The Supreme Court has conditionally allowed the sugar mills to sell the commodity at the fixed ex-mill rate of Rs97 per kilogramme and referred the matter back to the Lahore High Court (LHC) with a direction to decide it within 15 days.

On Tuesday, the federal government had filed an appeal before the apex court against the August 3 LHC order to grant stay to the sugar mills against the government’s measure to enforce sugar price and recover differential amount from them.

A three-member bench of the apex court, led by Justice Umar Ata Bandial, on Thursday heard the government’s appeal.

During the hearing, the additional attorney general told the court that the government had fixed the ex-mill rate of sugar at Rs84 per kilogramme while the sugar mill owners at Rs97 per kilogramme.

He said the government was the custodian of people’s rights and the authority to fix the price of sugar rests with it. He noted that the government had fixed the ex-mill price of the sugar but the LHC issued a stay order on it.

The additional attorney general said the sugar mill owners would sell the commodity at a higher price if the interim order of the LHC was not declared null and void.

Read More: Pakistan receives first two sugar shipments

On the other hand, the counsel for sugar mill owners maintained that declaring the interim order null and void would result in losses and the sugar mill owners would then lift the entire stock.

After listening to both the parties, the Supreme Court conditionally allowed sugar mills to sell the commodity at the fixed ex-mill rate.

The apex court ordered the sugar mill owners to calculate the difference in the rates suggested by them and the government and directed them to deposit the excess amount in the high court voluntarily.

The top court further declared that submission of surety bonds by the sugar mills was not enough and that the cane commissioner concerned should maintain a record of sugar stock and its sale.

The Supreme Court referred the case back to the LHC with a direction to decide it within 15 days.

In its remarks, the top court while observing that the case of sugar price fixation was pending before the LHC said the high court had issued a “one-sided” stay.

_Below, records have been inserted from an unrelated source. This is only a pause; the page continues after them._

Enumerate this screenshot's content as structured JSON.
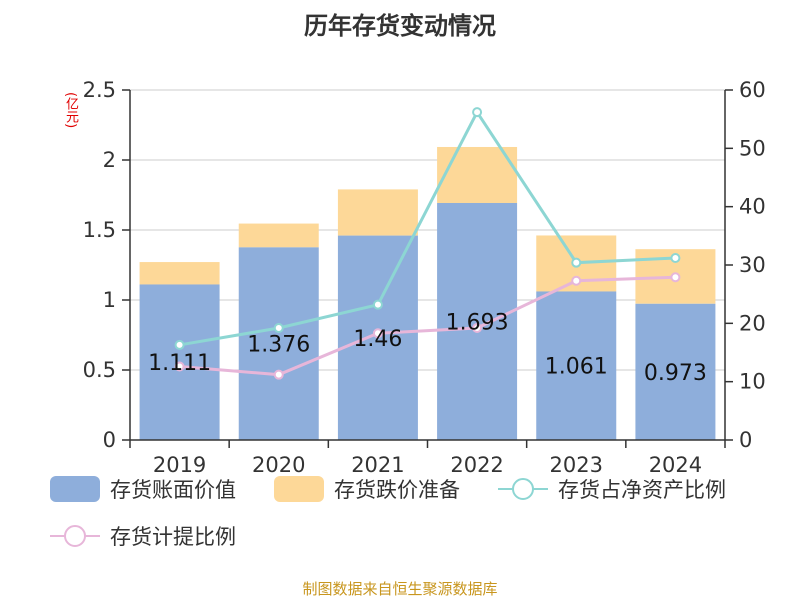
{
  "title": "历年存货变动情况",
  "unit": "(亿元)",
  "source": "制图数据来自恒生聚源数据库",
  "colors": {
    "book_value": "#8eaedb",
    "impairment": "#fdd898",
    "ratio_net_assets": "#8dd6d3",
    "provision_ratio": "#e7b6d9"
  },
  "chart_data": {
    "type": "bar",
    "categories": [
      "2019",
      "2020",
      "2021",
      "2022",
      "2023",
      "2024"
    ],
    "series": [
      {
        "name": "存货账面价值",
        "type": "bar",
        "axis": "left",
        "stack": "total",
        "values": [
          1.111,
          1.376,
          1.46,
          1.693,
          1.061,
          0.973
        ],
        "labels": [
          "1.111",
          "1.376",
          "1.46",
          "1.693",
          "1.061",
          "0.973"
        ]
      },
      {
        "name": "存货跌价准备",
        "type": "bar",
        "axis": "left",
        "stack": "total",
        "values": [
          0.16,
          0.17,
          0.33,
          0.4,
          0.4,
          0.39
        ]
      },
      {
        "name": "存货占净资产比例",
        "type": "line",
        "axis": "right",
        "values": [
          16.3,
          19.2,
          23.2,
          56.2,
          30.4,
          31.2
        ]
      },
      {
        "name": "存货计提比例",
        "type": "line",
        "axis": "right",
        "values": [
          12.6,
          11.2,
          18.3,
          19.2,
          27.3,
          27.9
        ]
      }
    ],
    "ylim": [
      0,
      2.5
    ],
    "yticks": [
      "0",
      "0.5",
      "1",
      "1.5",
      "2",
      "2.5"
    ],
    "y2lim": [
      0,
      60
    ],
    "y2ticks": [
      "0",
      "10",
      "20",
      "30",
      "40",
      "50",
      "60"
    ],
    "grid": true,
    "legend_position": "bottom"
  }
}
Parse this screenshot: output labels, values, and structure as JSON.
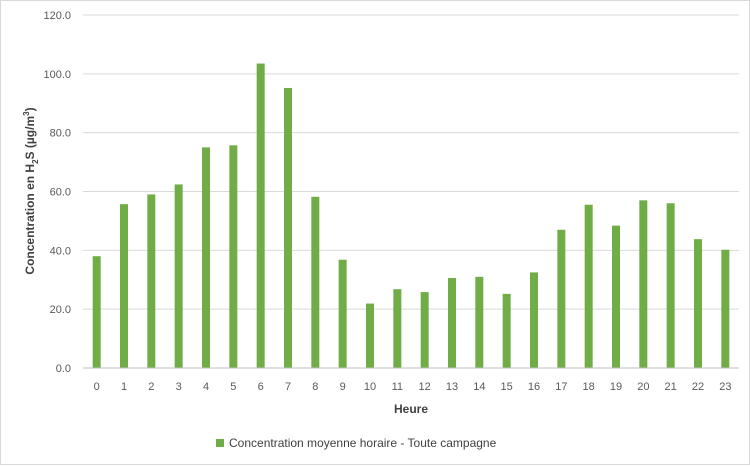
{
  "chart_data": {
    "type": "bar",
    "title": "",
    "xlabel": "Heure",
    "ylabel": {
      "part1": "Concentration en H",
      "sub": "2",
      "part2": "S (µg/m",
      "sup": "3",
      "part3": ")"
    },
    "categories": [
      "0",
      "1",
      "2",
      "3",
      "4",
      "5",
      "6",
      "7",
      "8",
      "9",
      "10",
      "11",
      "12",
      "13",
      "14",
      "15",
      "16",
      "17",
      "18",
      "19",
      "20",
      "21",
      "22",
      "23"
    ],
    "series": [
      {
        "name": "Concentration moyenne horaire - Toute campagne",
        "color": "#70ad47",
        "values": [
          38.0,
          55.7,
          59.0,
          62.4,
          75.0,
          75.7,
          103.5,
          95.2,
          58.2,
          36.8,
          21.9,
          26.8,
          25.8,
          30.6,
          31.0,
          25.2,
          32.5,
          47.0,
          55.5,
          48.4,
          57.0,
          56.0,
          43.8,
          40.2
        ]
      }
    ],
    "ylim": [
      0,
      120
    ],
    "yticks": [
      "0.0",
      "20.0",
      "40.0",
      "60.0",
      "80.0",
      "100.0",
      "120.0"
    ],
    "grid": true,
    "legend_position": "bottom"
  }
}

The bench noted that it was not the responsibility of the court to fix price or determine profit and loss but decide the case on legal points.

It further said that the “intervention” of the high courts in matters pertaining to fixation of price was tantamount to “entering the unlawful jurisdiction”.

The counsel for mill owners said his clients were ready to submit the amount based on the difference in prices to the LHC deputy registrar.